General pictures of the dehulling plates and kit from when I dehulled barley are shown here

The seed photographs were taken with this level of magnification using a soft white incandescent light bulb for illumination.  The diameter of a quarter is 24.26 mm (0.955 in).  This photo demonstrates the sense of scale for any 'grain' pictures.

 Scale for my grain photos

This is Duborskian upland rice gifted to us by a fellow backyard grain grower over on Michigan's west side.

Duborskian upland rice for dehulling test

We planted and harvested some Duborskian rice this past season, but we want to have one more season of increasing our inventory before offering seed. For those interested in growing some this season, I suggest here.  From the sample of seeds shown, I used my seed screens to sort out the largest 5% of seeds to retain for potential seed stock.

In the barley tests, I used the steel/rubber plate combination because of the strength of barley hulls.  During this adventure with rice, I'm going with rubber/rubber in my first set of tests. 

The rice grains do a lot of 'rolling' as they migrate their way to freedom.

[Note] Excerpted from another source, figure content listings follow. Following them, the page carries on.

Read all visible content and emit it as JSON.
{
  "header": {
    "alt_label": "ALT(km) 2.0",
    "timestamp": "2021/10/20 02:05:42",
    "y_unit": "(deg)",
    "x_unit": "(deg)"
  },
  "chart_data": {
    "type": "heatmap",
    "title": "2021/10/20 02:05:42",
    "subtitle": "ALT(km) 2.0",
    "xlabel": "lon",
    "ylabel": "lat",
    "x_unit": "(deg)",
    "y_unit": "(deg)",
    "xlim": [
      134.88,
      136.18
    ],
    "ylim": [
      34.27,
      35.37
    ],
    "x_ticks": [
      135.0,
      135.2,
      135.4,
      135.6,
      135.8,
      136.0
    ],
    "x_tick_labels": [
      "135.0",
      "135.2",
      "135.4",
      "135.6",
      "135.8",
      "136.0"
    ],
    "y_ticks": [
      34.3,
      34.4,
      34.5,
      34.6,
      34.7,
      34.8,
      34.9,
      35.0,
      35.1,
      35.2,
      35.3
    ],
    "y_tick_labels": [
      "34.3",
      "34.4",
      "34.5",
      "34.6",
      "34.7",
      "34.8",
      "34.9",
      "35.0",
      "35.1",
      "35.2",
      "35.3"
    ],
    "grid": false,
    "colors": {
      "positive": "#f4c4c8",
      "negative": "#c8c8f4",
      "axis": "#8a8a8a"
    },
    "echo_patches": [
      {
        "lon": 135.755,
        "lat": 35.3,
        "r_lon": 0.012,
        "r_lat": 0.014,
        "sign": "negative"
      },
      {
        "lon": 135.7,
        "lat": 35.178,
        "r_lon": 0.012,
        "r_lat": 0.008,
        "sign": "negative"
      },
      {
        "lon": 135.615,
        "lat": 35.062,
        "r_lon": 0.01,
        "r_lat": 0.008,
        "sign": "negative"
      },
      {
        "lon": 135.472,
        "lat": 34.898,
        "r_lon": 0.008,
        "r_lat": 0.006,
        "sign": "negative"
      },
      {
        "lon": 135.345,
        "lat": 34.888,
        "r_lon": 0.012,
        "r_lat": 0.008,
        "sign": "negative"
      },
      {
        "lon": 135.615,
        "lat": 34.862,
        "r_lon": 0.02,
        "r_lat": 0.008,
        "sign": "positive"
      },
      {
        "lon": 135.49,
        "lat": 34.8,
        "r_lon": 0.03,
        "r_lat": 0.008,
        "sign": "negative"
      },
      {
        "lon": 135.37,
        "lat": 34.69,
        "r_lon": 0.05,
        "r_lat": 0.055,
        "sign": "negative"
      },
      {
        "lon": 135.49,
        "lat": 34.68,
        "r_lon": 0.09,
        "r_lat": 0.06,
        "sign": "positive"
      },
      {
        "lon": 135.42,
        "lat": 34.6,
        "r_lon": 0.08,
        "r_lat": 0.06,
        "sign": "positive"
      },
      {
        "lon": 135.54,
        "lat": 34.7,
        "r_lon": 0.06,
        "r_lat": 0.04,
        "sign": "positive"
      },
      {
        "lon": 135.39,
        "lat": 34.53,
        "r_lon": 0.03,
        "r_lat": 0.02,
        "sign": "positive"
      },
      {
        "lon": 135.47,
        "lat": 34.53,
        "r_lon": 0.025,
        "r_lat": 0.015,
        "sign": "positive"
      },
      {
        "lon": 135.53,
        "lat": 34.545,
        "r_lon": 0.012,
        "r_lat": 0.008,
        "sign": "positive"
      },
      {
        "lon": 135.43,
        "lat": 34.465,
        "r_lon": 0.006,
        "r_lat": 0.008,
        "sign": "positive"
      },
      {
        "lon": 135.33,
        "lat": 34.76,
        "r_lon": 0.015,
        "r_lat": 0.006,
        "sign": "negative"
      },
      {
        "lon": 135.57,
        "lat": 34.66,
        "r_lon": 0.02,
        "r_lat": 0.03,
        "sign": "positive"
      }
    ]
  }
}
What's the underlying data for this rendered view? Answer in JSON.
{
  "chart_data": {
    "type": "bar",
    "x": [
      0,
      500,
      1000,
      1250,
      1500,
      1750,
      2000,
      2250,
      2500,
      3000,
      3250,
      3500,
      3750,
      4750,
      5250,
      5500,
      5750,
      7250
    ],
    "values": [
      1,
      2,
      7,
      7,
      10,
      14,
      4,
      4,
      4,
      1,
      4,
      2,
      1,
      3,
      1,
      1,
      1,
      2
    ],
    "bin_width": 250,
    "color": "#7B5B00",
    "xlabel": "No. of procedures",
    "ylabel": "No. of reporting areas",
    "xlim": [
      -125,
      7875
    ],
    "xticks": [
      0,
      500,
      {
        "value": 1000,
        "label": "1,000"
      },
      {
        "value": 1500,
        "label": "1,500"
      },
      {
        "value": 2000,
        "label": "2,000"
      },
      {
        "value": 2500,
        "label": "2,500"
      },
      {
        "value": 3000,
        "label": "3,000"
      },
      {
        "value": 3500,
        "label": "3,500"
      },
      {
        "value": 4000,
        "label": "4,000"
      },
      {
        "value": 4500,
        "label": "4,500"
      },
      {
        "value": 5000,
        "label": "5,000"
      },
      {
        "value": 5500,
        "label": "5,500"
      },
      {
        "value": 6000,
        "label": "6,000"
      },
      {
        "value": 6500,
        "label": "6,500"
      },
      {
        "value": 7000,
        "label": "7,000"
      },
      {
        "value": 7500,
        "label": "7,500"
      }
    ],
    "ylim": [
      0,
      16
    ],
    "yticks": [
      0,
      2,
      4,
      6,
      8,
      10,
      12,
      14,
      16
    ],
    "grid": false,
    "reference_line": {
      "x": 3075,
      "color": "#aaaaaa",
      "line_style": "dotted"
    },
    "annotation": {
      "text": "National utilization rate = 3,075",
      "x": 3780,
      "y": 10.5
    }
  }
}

Grainmaker mill dehulling plate kit

Here is my rice sample after 3 passes through the mill and a few passes of winnowing with the box fan:

Duborskian dehulling Grainmaker experiment

With a bit of counting and calculating, I found the following:

71% dehulled in the first pass 

83% dehulled after the second pass through the mill

93% dehulled after the third pass through the mill

I opened the plates 21 clicks from 'fully closed' for the first pass.   It took 26 clicks to get the 2nd and 3rd pass to feed.  For those with different equipment, take a look at the photo above to see the plate gap relative to the thickness of the grain.

So after this first run using the Grainmaker to dehull upland rice, here are my initial observations and future plans:

  • As a homesteader, I could grow and eat rice with a dehull rate > 90% with a bit of manual 'picking'.  98% is my goal.
  • Between the 1st and 2nd pass, I used a fan to clean out the hulls so I could admire the results.   Maybe I should have left the hulls 'in the mix' to help with the rubbing. 
  • After the 1st pass, there was < 0.5% broken grains.  No additional grains broke in 2nd and 3rd passes.   That was a pleasant surprise.
  • The 'chamber' within the mill holds about 65 grams of grain. Instead of weighing what I put in, I found it easiest to keep feeding fresh grain until I got a 100 gram sample on the output side.